Quanto muito, terá talvez sido algo ingénuo nalgumas das suas teses pedagógicas. Mas, a esse respeito, importa salientar que Agostinho as enunciou num determinado contexto (o de uma sociedade particularmente autoritária e conservadora); no contexto de hoje, as soluções pedagógicas terão que ser, provavelmente, diversas…
O mesmo já não acontece, a nosso ver, com o caminho que Agostinho apontou para Portugal: de cada vez maior assunção da nossa dimensão lusófona. Cada vez mais, na nossa perspectiva, Portugal só faz sentido no quadro do espaço lusófono – tendo tanto mais futuro quanto mais se assumir nesse espaço, no seio dessa crescente comunidade de falantes de língua portuguesa – actualmente, mais de 240 milhões…
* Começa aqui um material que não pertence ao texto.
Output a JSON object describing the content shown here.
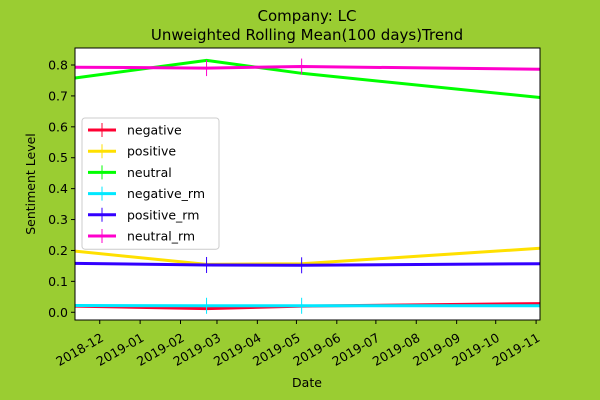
{
  "chart_data": {
    "type": "line",
    "title_line1": "Company: LC",
    "title_line2": "Unweighted Rolling Mean(100 days)Trend",
    "xlabel": "Date",
    "ylabel": "Sentiment Level",
    "x_range": [
      "2018-11-12",
      "2019-11-04"
    ],
    "ylim": [
      -0.025,
      0.855
    ],
    "x_ticks": [
      {
        "date": "2018-12-01",
        "label": "2018-12"
      },
      {
        "date": "2019-01-01",
        "label": "2019-01"
      },
      {
        "date": "2019-02-01",
        "label": "2019-02"
      },
      {
        "date": "2019-03-01",
        "label": "2019-03"
      },
      {
        "date": "2019-04-01",
        "label": "2019-04"
      },
      {
        "date": "2019-05-01",
        "label": "2019-05"
      },
      {
        "date": "2019-06-01",
        "label": "2019-06"
      },
      {
        "date": "2019-07-01",
        "label": "2019-07"
      },
      {
        "date": "2019-08-01",
        "label": "2019-08"
      },
      {
        "date": "2019-09-01",
        "label": "2019-09"
      },
      {
        "date": "2019-10-01",
        "label": "2019-10"
      },
      {
        "date": "2019-11-01",
        "label": "2019-11"
      }
    ],
    "y_ticks": [
      0.0,
      0.1,
      0.2,
      0.3,
      0.4,
      0.5,
      0.6,
      0.7,
      0.8
    ],
    "legend_position": "center-left",
    "series": [
      {
        "name": "negative",
        "color": "#FF0033",
        "points": [
          [
            "2018-11-12",
            0.02
          ],
          [
            "2019-02-21",
            0.012
          ],
          [
            "2019-05-05",
            0.02
          ],
          [
            "2019-11-04",
            0.028
          ]
        ]
      },
      {
        "name": "positive",
        "color": "#FFE000",
        "points": [
          [
            "2018-11-12",
            0.198
          ],
          [
            "2019-02-21",
            0.155
          ],
          [
            "2019-05-05",
            0.157
          ],
          [
            "2019-11-04",
            0.207
          ]
        ]
      },
      {
        "name": "neutral",
        "color": "#00FF00",
        "points": [
          [
            "2018-11-12",
            0.758
          ],
          [
            "2019-02-21",
            0.815
          ],
          [
            "2019-05-05",
            0.773
          ],
          [
            "2019-11-04",
            0.695
          ]
        ]
      },
      {
        "name": "negative_rm",
        "color": "#00E8FF",
        "points": [
          [
            "2018-11-12",
            0.022
          ],
          [
            "2019-02-21",
            0.021
          ],
          [
            "2019-05-05",
            0.021
          ],
          [
            "2019-11-04",
            0.021
          ]
        ]
      },
      {
        "name": "positive_rm",
        "color": "#3300FF",
        "points": [
          [
            "2018-11-12",
            0.158
          ],
          [
            "2019-02-21",
            0.153
          ],
          [
            "2019-05-05",
            0.152
          ],
          [
            "2019-11-04",
            0.157
          ]
        ]
      },
      {
        "name": "neutral_rm",
        "color": "#FF00CC",
        "points": [
          [
            "2018-11-12",
            0.793
          ],
          [
            "2019-02-21",
            0.79
          ],
          [
            "2019-05-05",
            0.795
          ],
          [
            "2019-11-04",
            0.786
          ]
        ]
      }
    ],
    "markers": [
      {
        "series": "negative_rm",
        "date": "2019-02-21",
        "value": 0.021
      },
      {
        "series": "negative_rm",
        "date": "2019-05-05",
        "value": 0.021
      },
      {
        "series": "positive_rm",
        "date": "2019-02-21",
        "value": 0.153
      },
      {
        "series": "positive_rm",
        "date": "2019-05-05",
        "value": 0.152
      },
      {
        "series": "neutral_rm",
        "date": "2019-02-21",
        "value": 0.79
      },
      {
        "series": "neutral_rm",
        "date": "2019-05-05",
        "value": 0.795
      }
    ]
  }
}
Daí, em suma, a importância dada à língua e à cultura – como já igualmente escrevemos, a propósito da receptividade que tiveram as Comemorações do Centenário do Nascimento de Agostinho da Silva, que decorreram que em 2006: «…na nossa perspectiva, a adesão de tanta gente a estas Comemorações, não só em Portugal como por esse mundo fora, em particular no espaço lusófono, é uma reacção ao cada vez maior vazio cultural existente nos mais diversos planos, desde logo, no plano político. Cada vez mais, com efeito, a política parece reduzir-se a uma mera gestão económica, sem qualquer Horizonte. Não que essa gestão económica não seja importante. Simplesmente, não é isso o que faz de um conjunto de pessoas uma real comunidade. Para que isso aconteça, o elo não pode ser apenas económico – tem que ser, sobretudo, cultural. Só esse elo, esse Horizonte, pode dar um sentido maior à vida de todos nós – individual e colectivamente considerada. Ora, mais do que ninguém, foi esse Horizonte que Agostinho da Silva nos apontou.»[6].
Eis, a nosso ver, o seu maior legado.
P.S.: Escusado será dizer que, para nós, este projecto – o da NOVA ÁGUIA e do MIL: MOVIMENTO INTERNACIONAL LUSÓFONO –, não resulta senão da assunção, plena, desse “maior legado”.
[1] In As três fases do pensamento de Agostinho da Silva, projecto de dissertação de pós-doutoramento (em curso).
[2] In “Introdução” a Agostinho da Silva, pensador do mundo a haver: Actas do Congresso Internacional do Centenário de Nascimento de Agostinho da Silva, Lisboa, Zéfiro, 2007, p. 11.
[3] Zéfiro, 2008.
[4] Entretanto reeditadas em DVD, numa parceria entre a Associação Agostinho da Silva, a Alfândega Filmes, a RTP e o jornal Público (2006).
[5] In “Reflexão à margem da história da literatura portuguesa”, Ensaios sobre Cultura e Literatura Portuguesa e Brasileira, Lisboa, Âncora, 2000, vol. I, p. 84. Daí ainda, nesta esteira, estas suas palavras: “…donde a fome se tiver ausentado, o tédio virá com o seu desespero não menos terrível. E à pergunta hoje quotidiana para milhões e milhões de ‘como viver?’ se substituirá a pergunta de ‘para que viver?’. A qual, mesmo pelo pouco que hoje podemos observar, não é menos terrível na sua mortalidade.” [ibid., p. 85].
[6] In “Introdução” a Perspectivas sobre Agostinho da Silva na imprensa portuguesa, ed. cit., p. 16. Havíamos já desenvolvido esta perspectiva na obra Visões de Agostinho da Silva (Zéfiro, 2006).